When publisher Bruce Franklin received a manuscript from a Civil War buff on a legendary train heist, he was immediately struck by the voice. "This was like looking at the first work of someone you can imagine becoming a very important writer," he said. Franklin's company, Westholme, will bring out Stealing the General: The Great Locomotive Chase and the First Medal of Honor by Coca-Cola attorney Russell S. Bonds in October, and the 464-page retelling of the derring-do of a group of men who commandeered a train and used it to destroy bridges and telegraph lines in Confederate territory is generating considerable pre-pub buzz.

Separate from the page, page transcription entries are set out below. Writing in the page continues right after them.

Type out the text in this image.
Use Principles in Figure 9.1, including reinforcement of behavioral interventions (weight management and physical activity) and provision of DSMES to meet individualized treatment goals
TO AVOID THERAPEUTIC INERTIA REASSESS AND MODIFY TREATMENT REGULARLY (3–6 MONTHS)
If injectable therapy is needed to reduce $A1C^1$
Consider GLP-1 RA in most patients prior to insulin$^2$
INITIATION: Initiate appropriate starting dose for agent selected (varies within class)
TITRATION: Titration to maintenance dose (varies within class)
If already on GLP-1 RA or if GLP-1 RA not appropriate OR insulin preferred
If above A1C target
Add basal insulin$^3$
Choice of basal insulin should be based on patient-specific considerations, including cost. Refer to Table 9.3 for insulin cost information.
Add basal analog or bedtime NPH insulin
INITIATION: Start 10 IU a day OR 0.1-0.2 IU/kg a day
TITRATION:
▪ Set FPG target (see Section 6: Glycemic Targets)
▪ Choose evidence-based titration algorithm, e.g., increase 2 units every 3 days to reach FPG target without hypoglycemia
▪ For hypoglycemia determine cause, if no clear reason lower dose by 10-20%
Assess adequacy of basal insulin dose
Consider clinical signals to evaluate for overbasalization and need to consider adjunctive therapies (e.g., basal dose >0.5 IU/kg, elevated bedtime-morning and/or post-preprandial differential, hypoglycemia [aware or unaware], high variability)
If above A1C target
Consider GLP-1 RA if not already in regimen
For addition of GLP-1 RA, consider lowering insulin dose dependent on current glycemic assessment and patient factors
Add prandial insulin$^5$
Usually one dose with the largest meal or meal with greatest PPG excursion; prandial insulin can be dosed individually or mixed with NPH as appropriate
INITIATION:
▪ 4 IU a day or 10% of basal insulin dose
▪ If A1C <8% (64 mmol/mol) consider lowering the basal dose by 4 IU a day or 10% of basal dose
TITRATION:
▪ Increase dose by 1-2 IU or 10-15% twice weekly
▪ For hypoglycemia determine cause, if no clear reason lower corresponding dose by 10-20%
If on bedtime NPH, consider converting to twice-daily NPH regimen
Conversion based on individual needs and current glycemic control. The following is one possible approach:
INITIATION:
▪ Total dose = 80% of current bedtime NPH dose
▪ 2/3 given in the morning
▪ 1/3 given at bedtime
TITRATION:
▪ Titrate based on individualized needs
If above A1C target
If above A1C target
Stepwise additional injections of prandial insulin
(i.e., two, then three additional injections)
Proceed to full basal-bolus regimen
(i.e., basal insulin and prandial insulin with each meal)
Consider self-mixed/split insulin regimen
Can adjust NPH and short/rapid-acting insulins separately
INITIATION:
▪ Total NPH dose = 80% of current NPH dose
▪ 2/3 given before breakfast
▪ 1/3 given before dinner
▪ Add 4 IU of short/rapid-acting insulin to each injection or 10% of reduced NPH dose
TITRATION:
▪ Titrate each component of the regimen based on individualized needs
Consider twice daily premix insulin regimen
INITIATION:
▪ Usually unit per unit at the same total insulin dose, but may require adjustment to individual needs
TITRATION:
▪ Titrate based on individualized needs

Pulitzer Prize–winning historian James McPherson calls the book "solid history…a stirring account"; it is a selection of Book-of-the-Month Club, and the History and Military Book Clubs; on the retail side, Stealing the General is a Borders Original Voices title and will be featured on the holiday tables at Barnes & Noble. Franklin has announced a first printing of 20,000 copies, more than quadruple his typical first print run. The story of the stolen steam engine has attracted Hollywood before—Buster Keaton mined it for laughs in his classic, The General, and Fess Parker starred in a Disney treatment in 1956. According to Franklin, several studios are again expressing interest.

Franklin learned the publishing business from the bottom up, answering phones in the production department at the University of Chicago Press before moving up to comptroller. He later decamped for the University of Pennsylvania Press, where he started the press's first trade paperback line, Pine Street Books.

Franklin's first Westholme book was a 2003 reissue—B.K. Beckwith's 1940 book, Seabiscuit, which he published in July 2003 to coincide with the film. The press's first full list was in fall 2004. This year, Franklin expects to do 20 titles. The company, which is distributed by University of Chicago, is on track to gross over $1 million by the end of 2008. "I'm not so much a niche publisher," says Franklin. "My long-term goal is to be like Norton."